In her easy writing style in articles and columns for more than 40 years she made fashion accessible to everyone, often revealing much about the clothes through the women who wore them. And at a time when stores were far more interested in promoting their own names than in recognizing design talent, Miss Sheppard spotlighted the designers in her columns and in free-lance magazine articles.

"The first time I ever saw my name in the paper was in her column," said designer Mollie Parnis, adding, "She was the first one to treat designers like celebrities. She made the average woman feel toward a designer like an audience to an actor."

She worked briefly for the trade paper Women's Wear Daily until she became an assistant to Katherine Vincent at the old New York Herald Tribune in 1940; she was appointed fashion editor of the paper in 1947. Two years later, she initiated a daily woman's page and in 1956 began the column for which she was best known, "Inside Fashion."

In 1966, when the Tribune became the World Journal Tribune, she became that paper's women's editor until the paper folded. In 1968 she was named society editor of the New York Post.

Her columns, which at one time were carried in 100 papers, including The Washington Post, were informative, often witty, sometimes stern, but never harsh. She continued to attend shows and write about them as her eyes began to fail in the past 15 years. She wrote her last column on Saturday.

"It was extraordinary," said Adolfo. "She could come to my shows and assimilate it all to perfection in her column, even though she didn't see it so well."

"I tend to think of people as characters in novels," Miss Sheppard once told Women's Wear Daily. "I was always more interested in the people who were designing the clothes and wearing them than the clothes themselves."

Those designers whose quick ascent she monitored in her column no doubt prompted her to write the novel "Skyrocket" in collaboration with Earl Blackwell, president of Celebrity Service. She collaborated with him on another novel, "Crystal Clear," as well.

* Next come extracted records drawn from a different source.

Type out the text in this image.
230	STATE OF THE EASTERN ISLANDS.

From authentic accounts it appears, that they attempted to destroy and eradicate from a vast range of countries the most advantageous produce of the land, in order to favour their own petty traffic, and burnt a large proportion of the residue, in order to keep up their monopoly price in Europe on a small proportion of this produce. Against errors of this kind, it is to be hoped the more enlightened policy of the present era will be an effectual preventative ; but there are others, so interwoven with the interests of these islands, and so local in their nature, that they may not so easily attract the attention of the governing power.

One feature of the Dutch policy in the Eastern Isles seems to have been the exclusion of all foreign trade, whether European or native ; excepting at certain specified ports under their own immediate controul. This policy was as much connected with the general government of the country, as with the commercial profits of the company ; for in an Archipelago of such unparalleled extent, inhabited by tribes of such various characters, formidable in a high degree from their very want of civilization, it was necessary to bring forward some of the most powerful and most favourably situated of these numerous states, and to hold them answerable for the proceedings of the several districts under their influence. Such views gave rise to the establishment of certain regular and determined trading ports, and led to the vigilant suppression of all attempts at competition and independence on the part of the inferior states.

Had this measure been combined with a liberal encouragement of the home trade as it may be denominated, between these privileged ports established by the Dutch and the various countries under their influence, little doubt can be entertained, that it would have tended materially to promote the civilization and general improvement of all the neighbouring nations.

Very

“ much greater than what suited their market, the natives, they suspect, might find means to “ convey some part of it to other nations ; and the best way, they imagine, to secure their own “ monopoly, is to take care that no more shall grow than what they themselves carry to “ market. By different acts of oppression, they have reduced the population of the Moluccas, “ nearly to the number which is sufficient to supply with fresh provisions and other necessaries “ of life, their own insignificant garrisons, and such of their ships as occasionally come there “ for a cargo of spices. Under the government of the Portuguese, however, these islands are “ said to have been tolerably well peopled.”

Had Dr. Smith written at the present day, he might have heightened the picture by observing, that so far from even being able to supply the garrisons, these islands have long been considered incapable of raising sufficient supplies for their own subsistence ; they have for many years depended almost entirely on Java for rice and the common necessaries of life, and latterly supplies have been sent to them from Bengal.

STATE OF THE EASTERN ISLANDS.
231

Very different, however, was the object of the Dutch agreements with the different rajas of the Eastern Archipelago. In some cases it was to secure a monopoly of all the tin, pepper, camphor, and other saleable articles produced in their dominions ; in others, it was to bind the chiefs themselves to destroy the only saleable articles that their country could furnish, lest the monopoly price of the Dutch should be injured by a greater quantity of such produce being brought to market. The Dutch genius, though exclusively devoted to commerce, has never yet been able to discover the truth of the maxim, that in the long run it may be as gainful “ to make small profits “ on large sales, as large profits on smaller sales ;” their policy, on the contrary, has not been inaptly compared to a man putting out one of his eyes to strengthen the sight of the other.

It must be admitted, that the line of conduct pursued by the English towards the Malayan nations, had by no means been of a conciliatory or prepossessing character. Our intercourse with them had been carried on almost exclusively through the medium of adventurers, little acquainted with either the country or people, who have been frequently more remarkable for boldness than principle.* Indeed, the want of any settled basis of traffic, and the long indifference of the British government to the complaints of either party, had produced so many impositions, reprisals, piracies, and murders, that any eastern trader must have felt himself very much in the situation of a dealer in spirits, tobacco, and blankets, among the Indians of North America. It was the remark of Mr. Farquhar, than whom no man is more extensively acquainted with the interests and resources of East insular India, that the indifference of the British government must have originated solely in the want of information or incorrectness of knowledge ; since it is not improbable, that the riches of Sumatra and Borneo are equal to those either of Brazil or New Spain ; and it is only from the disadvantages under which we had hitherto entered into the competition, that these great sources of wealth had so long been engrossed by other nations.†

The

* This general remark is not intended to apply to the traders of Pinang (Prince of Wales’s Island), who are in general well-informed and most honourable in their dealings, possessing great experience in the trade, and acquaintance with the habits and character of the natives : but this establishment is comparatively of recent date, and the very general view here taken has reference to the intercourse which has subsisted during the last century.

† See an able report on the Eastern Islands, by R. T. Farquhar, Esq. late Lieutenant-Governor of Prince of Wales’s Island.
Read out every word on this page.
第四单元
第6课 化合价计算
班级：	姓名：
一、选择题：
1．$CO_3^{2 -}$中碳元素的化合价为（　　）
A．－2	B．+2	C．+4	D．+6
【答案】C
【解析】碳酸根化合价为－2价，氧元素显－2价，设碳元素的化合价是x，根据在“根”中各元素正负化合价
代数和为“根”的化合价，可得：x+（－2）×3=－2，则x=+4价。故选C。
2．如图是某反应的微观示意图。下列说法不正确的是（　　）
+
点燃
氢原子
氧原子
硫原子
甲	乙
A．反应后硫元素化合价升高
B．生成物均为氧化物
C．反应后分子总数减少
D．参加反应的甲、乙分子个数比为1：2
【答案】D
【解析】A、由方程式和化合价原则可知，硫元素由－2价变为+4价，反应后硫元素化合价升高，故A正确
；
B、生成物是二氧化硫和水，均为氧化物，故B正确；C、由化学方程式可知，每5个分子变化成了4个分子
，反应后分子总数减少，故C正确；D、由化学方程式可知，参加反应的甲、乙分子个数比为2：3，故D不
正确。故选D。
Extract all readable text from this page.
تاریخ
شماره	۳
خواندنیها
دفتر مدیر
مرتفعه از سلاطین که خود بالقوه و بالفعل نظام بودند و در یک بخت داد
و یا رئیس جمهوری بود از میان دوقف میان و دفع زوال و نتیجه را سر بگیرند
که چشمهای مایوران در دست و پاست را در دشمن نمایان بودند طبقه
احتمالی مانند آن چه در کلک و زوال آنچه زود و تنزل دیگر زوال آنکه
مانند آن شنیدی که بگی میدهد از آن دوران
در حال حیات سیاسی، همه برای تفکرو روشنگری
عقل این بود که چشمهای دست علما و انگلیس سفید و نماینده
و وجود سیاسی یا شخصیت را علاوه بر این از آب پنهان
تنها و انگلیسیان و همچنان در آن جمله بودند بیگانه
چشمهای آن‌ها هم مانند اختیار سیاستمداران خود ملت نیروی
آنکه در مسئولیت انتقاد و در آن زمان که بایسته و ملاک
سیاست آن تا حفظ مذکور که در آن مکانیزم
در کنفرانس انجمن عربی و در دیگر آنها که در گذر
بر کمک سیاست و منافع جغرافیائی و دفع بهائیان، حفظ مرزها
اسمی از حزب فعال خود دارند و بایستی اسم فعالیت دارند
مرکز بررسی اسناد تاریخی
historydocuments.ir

She and Blackwell were inseparable in the last 15 years, living in the same apartment house, looking after each other, dancing together at every gala event in Washington as well as New York and Europe, welcome and comfortable guests at the events she wrote about. "She always had a flair of making the most innocuous event sound glamorous, and people would think they missed something important," said Parnis.

Miss Shepperd, who was born near Columbus, Ohio, revealed little of her personal life, never telling her age, and never telling even her closest friends that she had a left a son in Ohio with her mother when she moved to New York to find a job. Apparently her mother was so attached to the child that when Miss Sheppard was established enough to have the boy with her, her mother couldn't bear to part with him.

After graduating from Bryn Mawr in 1921, she married Samuel Black. That marriage ended in divorce as did her marriage to Preston Wolfe. Her third husband, Walter Millis, died in 1968.

Though she was tiny, never weighing more than 90 pounds, she was feisty and energetic, and never wanted to appear fragile. She was fiercely opposed to being sick, never complained, and pulled away angrily when anyone took her arm crossing the street. She shrugged off any indication that she was getting old. And she never let on that she had cancer.